What's the difference between active property development and passive property development?
Active property investment: You purchase a residential property, such as a house, apartment, townhouse etc. and you actively manage the property yourself. You are responsible for securing a tenant, undertaking the vetting process, be aware of local residential tenancy laws (forms and processes), handle inspections etc. You are directly responsible for organising and funding any upkeep and maintenance expenses.
Passive property investment: You purchase a residential property, such as a house, apartment, townhouse etc., and engage a third-party rental property manager. Depending on your location and market, a rental property manager may charge 5% to 9% of the weekly rent for the purposes of managing your property and looking after tenants. Items that fall under a landlord's responsibility, you will still be financially responsible for any upkeep and maintenance expenses.

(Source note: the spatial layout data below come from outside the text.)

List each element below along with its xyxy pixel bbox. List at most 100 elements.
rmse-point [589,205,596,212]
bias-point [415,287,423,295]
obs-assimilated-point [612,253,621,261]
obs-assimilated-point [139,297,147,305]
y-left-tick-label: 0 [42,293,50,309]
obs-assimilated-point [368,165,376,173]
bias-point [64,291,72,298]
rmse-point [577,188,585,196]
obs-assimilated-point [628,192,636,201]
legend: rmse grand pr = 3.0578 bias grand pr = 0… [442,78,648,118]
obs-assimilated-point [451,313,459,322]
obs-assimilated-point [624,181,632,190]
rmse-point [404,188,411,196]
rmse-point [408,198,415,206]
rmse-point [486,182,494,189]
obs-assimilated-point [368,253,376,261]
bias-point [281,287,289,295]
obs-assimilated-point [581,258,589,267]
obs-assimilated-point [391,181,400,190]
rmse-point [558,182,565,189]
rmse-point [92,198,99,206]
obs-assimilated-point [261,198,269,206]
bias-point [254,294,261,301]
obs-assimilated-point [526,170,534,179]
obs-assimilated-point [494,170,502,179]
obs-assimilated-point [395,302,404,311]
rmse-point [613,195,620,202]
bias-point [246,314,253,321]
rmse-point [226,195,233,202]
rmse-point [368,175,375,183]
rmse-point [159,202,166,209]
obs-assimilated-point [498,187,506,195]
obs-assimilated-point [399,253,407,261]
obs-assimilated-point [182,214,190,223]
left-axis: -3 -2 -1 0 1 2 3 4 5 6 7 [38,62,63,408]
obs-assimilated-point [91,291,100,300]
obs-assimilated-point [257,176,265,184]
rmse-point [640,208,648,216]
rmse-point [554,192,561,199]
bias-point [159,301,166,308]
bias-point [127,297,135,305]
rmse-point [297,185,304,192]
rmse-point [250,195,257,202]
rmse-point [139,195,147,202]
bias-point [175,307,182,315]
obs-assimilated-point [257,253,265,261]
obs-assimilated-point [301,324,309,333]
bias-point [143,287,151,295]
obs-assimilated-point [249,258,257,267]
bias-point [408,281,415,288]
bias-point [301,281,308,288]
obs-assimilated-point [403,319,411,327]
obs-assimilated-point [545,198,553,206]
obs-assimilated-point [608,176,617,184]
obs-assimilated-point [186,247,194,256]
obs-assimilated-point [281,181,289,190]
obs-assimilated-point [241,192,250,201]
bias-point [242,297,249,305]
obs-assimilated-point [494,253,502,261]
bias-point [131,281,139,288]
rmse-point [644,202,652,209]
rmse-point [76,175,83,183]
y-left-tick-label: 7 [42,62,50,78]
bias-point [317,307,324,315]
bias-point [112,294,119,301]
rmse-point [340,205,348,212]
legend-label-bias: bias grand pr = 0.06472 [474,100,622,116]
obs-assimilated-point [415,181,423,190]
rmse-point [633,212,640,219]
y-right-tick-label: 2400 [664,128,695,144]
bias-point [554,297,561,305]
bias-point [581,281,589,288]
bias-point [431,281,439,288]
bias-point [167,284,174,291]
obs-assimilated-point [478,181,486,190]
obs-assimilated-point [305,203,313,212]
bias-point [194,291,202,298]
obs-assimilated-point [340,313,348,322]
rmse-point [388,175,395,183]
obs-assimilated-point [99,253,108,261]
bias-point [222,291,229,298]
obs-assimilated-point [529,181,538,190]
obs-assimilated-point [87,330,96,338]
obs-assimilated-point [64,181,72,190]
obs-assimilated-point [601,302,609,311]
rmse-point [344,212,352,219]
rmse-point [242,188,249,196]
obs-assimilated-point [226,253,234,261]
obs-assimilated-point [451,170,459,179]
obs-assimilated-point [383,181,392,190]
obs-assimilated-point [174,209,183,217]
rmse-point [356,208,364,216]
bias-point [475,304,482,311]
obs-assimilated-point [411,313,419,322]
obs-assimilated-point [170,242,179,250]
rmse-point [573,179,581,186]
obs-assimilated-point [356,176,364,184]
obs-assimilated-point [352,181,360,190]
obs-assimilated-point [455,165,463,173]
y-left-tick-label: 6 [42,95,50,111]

Active property development: You pull a deal together managing the many different aspects, you purchase a property, you undertake town planning approvals, you develop detailed engineering drawings and designs, you find a builder, you supervise the build quality and progress, you sign off at close out and manage handover procedures. It can be stressful, but the efforts can be rewarded by your results. There are aspects described that you can let others manage on your behalf, as there are more moving parts in property development, naturally there is a spectrum of how active or how passive you can be in property development.
Passive property development: You let someone else take care of the property development process and you share in the returns. It is possible to be a passive property developer.
Purchase shares in listed Real Estate Investment Trusts (REITs) such as the Australian United Office Fund (ASX:AOF). Not investment advice.
Be a "hands-off" money partner for development deals.
Delegate property development responsibilities to a trusted development manager.
Do you invest in property yourself?
Yes! Between myself and my family we own roughly $15 million worth of real estate across Brisbane and Redland City that we manage directly ourselves.